# Welcome to Part 2: data manipulation

### Let's get more involved with the data!

In [None]:
# Load libraries
import pandas as pd

# Read in data
un_data = pd.read_csv('data/UN.csv')

Questions we might like to answer

1. Does the GDP per capita vary more across Latin America or Asia?
2. How different is fertility different in Africa compared to Europe?
3. Which countries are we missing data for? Is there a lot of data missing? What should we do?
4. Do the column names make sense or do we want to rename them to something more readable?

### 1.  Does the GDP per capita vary more across Latin America or Asia?

In [None]:
# Here we are selecting all countries that are in the Latin America region
latin_data = un_data[un_data['region'] == 'Latin Amer']
latin_data.head()

In [None]:
# Now select the Asian countries
asia_data = un_data[un_data['region'] == 'Asia']
asia_data.head()

In [None]:
print("Standard deviation of GDP in Latin America", latin_data.ppgdp.std())
print("Standard deviation of GDP in Asia", asia_data.ppgdp.std())

### 2. How different is fertility different in Africa compared to Europe?

In [None]:
# Here we are selecting all countries that are in the Africa region
africa_data = un_data[un_data['region'] == 'Africa']
africa_data.head()

In [None]:
# Now select the equrope data
europe_data = un_data[un_data['region'] == 'Europe']
europe_data.head()

In [None]:
print("Africa:\n", africa_data.fertility.describe())
print("Europe:\n", europe_data.fertility.describe())

In [None]:
# Rather than just compare fertility, we can compare all variables at once between the two continents
print("Africa:\n", africa_data.describe())
print("\nEurope:\n", europe_data.describe())

### 3. Which countries are we missing data for?
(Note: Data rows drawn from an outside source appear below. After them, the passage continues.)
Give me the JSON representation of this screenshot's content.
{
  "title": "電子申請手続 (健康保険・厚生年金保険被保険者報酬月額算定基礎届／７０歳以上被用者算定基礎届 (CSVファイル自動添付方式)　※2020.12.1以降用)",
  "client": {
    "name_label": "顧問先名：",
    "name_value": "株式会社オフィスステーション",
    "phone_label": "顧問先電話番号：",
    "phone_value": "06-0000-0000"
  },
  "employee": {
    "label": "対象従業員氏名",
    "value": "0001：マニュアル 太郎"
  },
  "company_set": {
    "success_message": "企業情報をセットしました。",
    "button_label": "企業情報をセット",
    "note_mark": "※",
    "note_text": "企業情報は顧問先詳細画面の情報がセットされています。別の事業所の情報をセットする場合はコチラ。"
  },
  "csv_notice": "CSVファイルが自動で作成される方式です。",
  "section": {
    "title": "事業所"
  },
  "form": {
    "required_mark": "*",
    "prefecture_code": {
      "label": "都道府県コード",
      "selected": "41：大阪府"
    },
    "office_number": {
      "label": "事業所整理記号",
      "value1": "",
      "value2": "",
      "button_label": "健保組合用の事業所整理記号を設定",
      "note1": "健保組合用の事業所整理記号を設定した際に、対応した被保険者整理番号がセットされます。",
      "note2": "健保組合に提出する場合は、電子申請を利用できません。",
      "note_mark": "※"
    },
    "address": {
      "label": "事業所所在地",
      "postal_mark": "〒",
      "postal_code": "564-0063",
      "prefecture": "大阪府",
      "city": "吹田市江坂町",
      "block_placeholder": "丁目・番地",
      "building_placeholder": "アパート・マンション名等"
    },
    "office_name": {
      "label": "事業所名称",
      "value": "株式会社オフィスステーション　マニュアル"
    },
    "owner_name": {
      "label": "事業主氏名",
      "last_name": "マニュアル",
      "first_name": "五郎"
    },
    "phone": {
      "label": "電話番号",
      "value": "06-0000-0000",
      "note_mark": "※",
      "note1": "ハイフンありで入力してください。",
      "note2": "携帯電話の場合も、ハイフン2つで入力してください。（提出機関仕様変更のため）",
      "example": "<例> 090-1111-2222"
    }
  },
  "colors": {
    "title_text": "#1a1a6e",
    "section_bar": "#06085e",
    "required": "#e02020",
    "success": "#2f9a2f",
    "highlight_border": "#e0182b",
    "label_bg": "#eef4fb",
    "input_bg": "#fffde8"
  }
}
Is there a lot of data missing? What should we do?

In [None]:
# Selecting the rows of the dataframe that contain NAs values for the region column
un_data[un_data.region.isna()]

In [None]:
un_data.head()

In [None]:
# What is actually being done here? Take your time. Ask if you are not sure
# For further help, take a look at the un_data.head()
un_data['number_nas'] = un_data.isna().sum(axis=1)

In [None]:
# We have added a column called 'number_nas', which contains the number of NAs that appear in that column
un_data.head()

In [None]:
# We find the maximum number of NAs that appear in any column and give that value the name max_nas
max_nas = max(un_data['number_nas'])
print(max_nas)

The next lines are more complicated. Take your time to understand what is going on here

In [None]:
# Here we have another for loop. 
# What does the range function do?
# Try changing range(5) to range(1, 10, 2). What does this do?
for i in range(5):
    print(i)

In [None]:
# Now a for loop based on our data
# Make sure you understand what is going on here. Ask if you are not sure
for n_missing in range(max_nas + 1):
    print("There are ", sum(un_data['number_nas'] == n_missing), " countries with ", n_missing, "NaNs.")

# Why are we using range(max_nas + 1)?

In [None]:
# Here we list the countries that contain a single NA in the row
print(un_data[un_data['number_nas'] == 1].country)

In [None]:
# And let's list the countries that contain a six NAs in the row
print(un_data[un_data['number_nas'] == 6].country)

In [None]:
# Based on these results we probably want to remove all the rows that contain six NAs from our table
# We are modifying the existing dataframe. Note the dimensions before and afterwards. We have removed 14 rows, as expected
print(un_data.shape)
un_data = un_data[un_data.number_nas != 6] # The '!=' operator mean 'not equal to' 
print(un_data.shape)

### 4. Do the column names make sense or do we want to rename them to something more readable?

In [None]:
# Lets look at the column names
un_data.columns

# We can see that some of them are not very well named, so maybe we want to rename them

In [None]:
# We can rename columns of the dataframe by specifying the old and new columns of the ones we want to rename
un_data.rename(columns = {'fertility':'fertilityRate', 'ppgdp':'GDPperperson'}, inplace = True)

In [None]:
# You can see that the column names have now changed
un_data.head()

In [None]:
# If we want to rename many columns at once we may want specify an array of all the column names (in order)
un_data.columns = ['country', 'region', 'group', 'fertilityRate', 'GDPpp', 'lifeExpectancy', 
                   'percentageUrban', 'infantMortality', 'numberNas']

In [None]:
un_data.head()

### Saving a dataframe to csv

In [None]:
# We can now save our modified data frame as a new csv file
un_data.to_csv('data/UN_modified.csv')

### Take few minutes to try running some lines of code to explore the data further. Don't hesitate to ask your instructor for any further help.